Знаешь ли, — этот все чаще повторявшийся вопрос зазвучал уже доверительно, — не очень далеко от Софии у меня есть старый турецкий дом, который я недавно купил и подремонтировал. Я люблю сидеть там на террасе и уже кашляю, как старый турок. Все вокруг, даже «равнодушная природа» наводят меня на грустные мысли. У меня есть сосед, Ахмед, он существует, живет независимо от электричества, канализации, радио, телевизора, машины. Одним словом, так, как раньше, века назад, жили его прадеды. В своем собственном самопознании он не сделал и шагу вперед от своих всю жизнь скитавшихся по белу свету предков. О себе, своем роде и типе он знает не больше своих далеких прадедов, и если бы не сдерживающая сила закона, он давно бы зарезал жену. Когда я прихожу к ним, я вижу тот же скребок для квашни, мотыгу, чесало, лопату, которые я с уверенностью отношу к микенской эре, где-то пятнадцатому-шестнадцатому веку до нашей эры. Собственно, их можно найти в любом пласте, все зависит от глубины раскопа.
Меня не переставали и никогда не перестанут мучить такие люди — без архетипа, неизменные, наверное, потому, что пригодны для всех времен, то есть принадлежа всем и всегда, они не принадлежат никому и могут изменить, обмануть кого угодно. Скребок для квашни — вот что такое они! Наверное, ты еще не был в геологическом музее в Никосии? Я поведу тебя, и кое-что тебе покажу, — голос его стал таинственным, я вновь почувствовал неловкость и поднимающуюся неприязнь и тайно подумал: а может, передо мной комедиант и фокусник, который во что бы то ни стало хочет заставить меня поверить в его мистификации. Теперь уже я готов пожалеть, что последние слова его слушал отчужденно и рассеянно, просто из любезности и нежелания прерывать увлеченного собственным рассказом старого человека.
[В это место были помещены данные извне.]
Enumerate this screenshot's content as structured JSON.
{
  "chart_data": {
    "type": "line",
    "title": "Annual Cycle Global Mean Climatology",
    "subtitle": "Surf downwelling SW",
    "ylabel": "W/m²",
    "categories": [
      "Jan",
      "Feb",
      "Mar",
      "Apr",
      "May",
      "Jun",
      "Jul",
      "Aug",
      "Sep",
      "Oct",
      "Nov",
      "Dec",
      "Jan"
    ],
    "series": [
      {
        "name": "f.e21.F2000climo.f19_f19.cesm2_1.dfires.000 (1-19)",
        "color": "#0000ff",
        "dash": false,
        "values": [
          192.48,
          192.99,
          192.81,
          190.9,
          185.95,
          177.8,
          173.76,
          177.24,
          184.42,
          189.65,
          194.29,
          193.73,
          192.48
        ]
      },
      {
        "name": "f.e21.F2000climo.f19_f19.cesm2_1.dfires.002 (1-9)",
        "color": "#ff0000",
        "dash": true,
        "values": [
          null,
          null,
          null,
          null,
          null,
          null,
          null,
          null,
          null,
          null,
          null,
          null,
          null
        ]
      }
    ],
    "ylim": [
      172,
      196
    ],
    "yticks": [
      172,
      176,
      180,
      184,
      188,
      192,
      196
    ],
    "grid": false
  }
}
— Я покажу тебе такое, — повторил профессор, — чего тебе никогда не увидеть без чичероне вроде меня. — Ирония сравнения не могла прикрыть чертовскую гордость этого человека. — Думаю, мне посчастливилось открыть ту самую статую, которую сделал Пигмалион и в которую потом влюбился. Я даже догадываюсь, как все это было, как все произошло. Но ты, сынок, устал, а сказки — это единственное, в чем я не могу соблюсти пресловутую меру греков, особенно после столь долгого одиночества. Ладно, давай подвезу тебя к твоему табору.
На этот раз я не стал отказываться. Мы доехали быстро, расстались, не договариваясь о следующей встрече, уверенные, что найдем друг друга в том же месте и в тот же час.
Стояла глубокая ночь. Все вокруг спало. Чувствовалось, как песок и камни источают последнее накопленное за день тепло, чтобы хоть ненадолго порадоваться ночной прохладе. Откуда-то издалека донесся возбуждающий аромат тмина.